Rob Ward's poster 'Conservation and spatial modelling of a declining island population of grass snakes (Natrix natrix)'

Rob Ward’s poster ‘Conservation and spatial modelling of a declining island population of grass snakes (Natrix natrix)’

SCCS helps young conservation scientists gain experience, learn new ideas and make contacts that will be valuable for their future careers. Over the past 15 years, SCCS Cambridge has hosted over 2,500 delegates from 124 countries worldwide.

Not only was the conference a wonderful opportunity to create friendships, build partnerships, and grow academically, but also many of our students had their work and contributions recognised. Nico Galvez (PhD student), Amy Hinsley (PhD student) and Arun Kanagavel (MSc Alumnus) all gave talks which were highly praised, in addition Nico was awarded 3rd prize for his presentation and Amy was awarded a commendation.

 

Tristan Pett's poster 'Nature and human well-being: The people-biodiversity paradox'

Tristan Pett’s poster ‘Nature and human well-being: The people-biodiversity paradox’

DICE students presented 11 posters out of a total 90, with Tristan Pett & Rob Ward both being awarded as highly commended. During final remarks at the end of the conference Rob’s poster was highlighted for being visually appealing and ‘even making Jersey’s biodiversity interesting’ which is quite impressive when most of the posters were about exotic and charismatic species and places!

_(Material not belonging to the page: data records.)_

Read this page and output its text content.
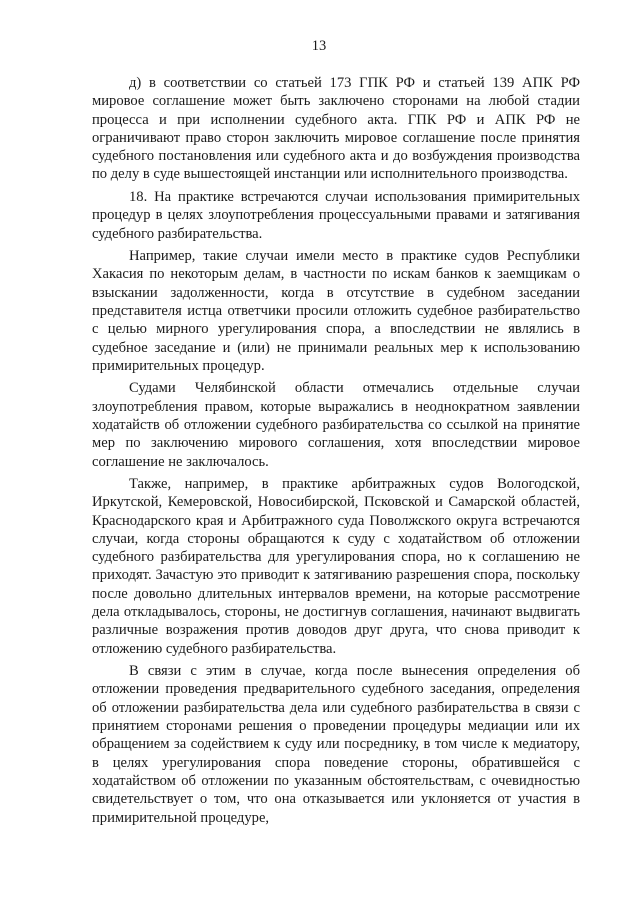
13

д) в соответствии со статьей 173 ГПК РФ и статьей 139 АПК РФ мировое соглашение может быть заключено сторонами на любой стадии процесса и при исполнении судебного акта. ГПК РФ и АПК РФ не ограничивают право сторон заключить мировое соглашение после принятия судебного постановления или судебного акта и до возбуждения производства по делу в суде вышестоящей инстанции или исполнительного производства.

18. На практике встречаются случаи использования примирительных процедур в целях злоупотребления процессуальными правами и затягивания судебного разбирательства.

Например, такие случаи имели место в практике судов Республики Хакасия по некоторым делам, в частности по искам банков к заемщикам о взыскании задолженности, когда в отсутствие в судебном заседании представителя истца ответчики просили отложить судебное разбирательство с целью мирного урегулирования спора, а впоследствии не являлись в судебное заседание и (или) не принимали реальных мер к использованию примирительных процедур.

Судами Челябинской области отмечались отдельные случаи злоупотребления правом, которые выражались в неоднократном заявлении ходатайств об отложении судебного разбирательства со ссылкой на принятие мер по заключению мирового соглашения, хотя впоследствии мировое соглашение не заключалось.

Также, например, в практике арбитражных судов Вологодской, Иркутской, Кемеровской, Новосибирской, Псковской и Самарской областей, Краснодарского края и Арбитражного суда Поволжского округа встречаются случаи, когда стороны обращаются к суду с ходатайством об отложении судебного разбирательства для урегулирования спора, но к соглашению не приходят. Зачастую это приводит к затягиванию разрешения спора, поскольку после довольно длительных интервалов времени, на которые рассмотрение дела откладывалось, стороны, не достигнув соглашения, начинают выдвигать различные возражения против доводов друг друга, что снова приводит к отложению судебного разбирательства.

В связи с этим в случае, когда после вынесения определения об отложении проведения предварительного судебного заседания, определения об отложении разбирательства дела или судебного разбирательства в связи с принятием сторонами решения о проведении процедуры медиации или их обращением за содействием к суду или посреднику, в том числе к медиатору, в целях урегулирования спора поведение стороны, обратившейся с ходатайством об отложении по указанным обстоятельствам, с очевидностью свидетельствует о том, что она отказывается или уклоняется от участия в примирительной процедуре,
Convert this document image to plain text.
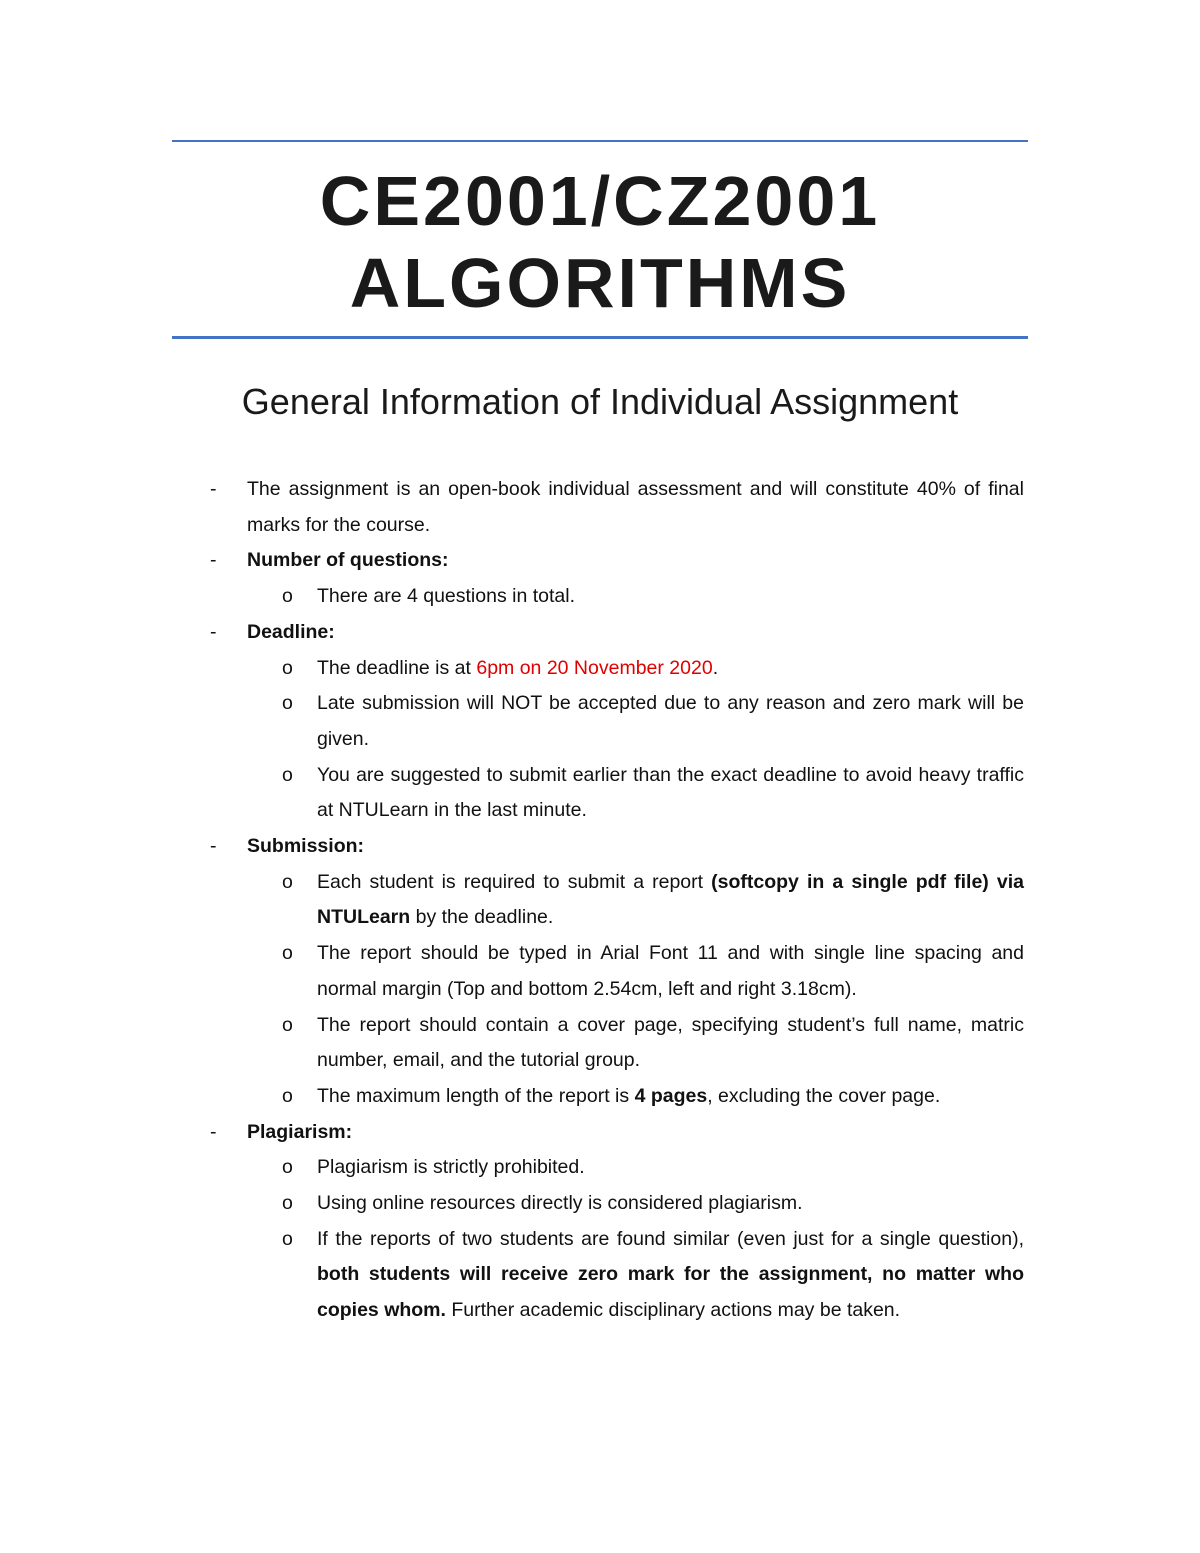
CE2001/CZ2001
ALGORITHMS
General Information of Individual Assignment
- The assignment is an open-book individual assessment and will constitute 40% of final marks for the course.
- Number of questions:
o There are 4 questions in total.
- Deadline:
o The deadline is at 6pm on 20 November 2020.
o Late submission will NOT be accepted due to any reason and zero mark will be given.
o You are suggested to submit earlier than the exact deadline to avoid heavy traffic at NTULearn in the last minute.
- Submission:
o Each student is required to submit a report (softcopy in a single pdf file) via NTULearn by the deadline.
o The report should be typed in Arial Font 11 and with single line spacing and normal margin (Top and bottom 2.54cm, left and right 3.18cm).
o The report should contain a cover page, specifying student’s full name, matric number, email, and the tutorial group.
o The maximum length of the report is 4 pages, excluding the cover page.
- Plagiarism:
o Plagiarism is strictly prohibited.
o Using online resources directly is considered plagiarism.
o If the reports of two students are found similar (even just for a single question), both students will receive zero mark for the assignment, no matter who copies whom. Further academic disciplinary actions may be taken.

Our students also had the opportunity to catch up with DICE alumni including Dan Challender who is now working in Cambridge for the IUCN and they were also joined by some SAC staff who dropped in; Bob Smith & Ian Bride. When asked about the conference Rob Ward commented,

The conference was a great way to meet other researchers and discuss current conservation topics, as well as engage people in our research and get feedback from peers and established conservation professionals. There was also a set of workshops to further develop our skills as researchers. It also worth mentioning that there was also a party night which had many of us out until the early hours. I think I speak for the group when I say that we would recommend it to any students thinking about attending in future years.

Our students were praised by one of the plenary speakers, Professor Paul Ferraro, for the broad range and practical relevance of their research. Apparently, they also turned heads on the dance floor!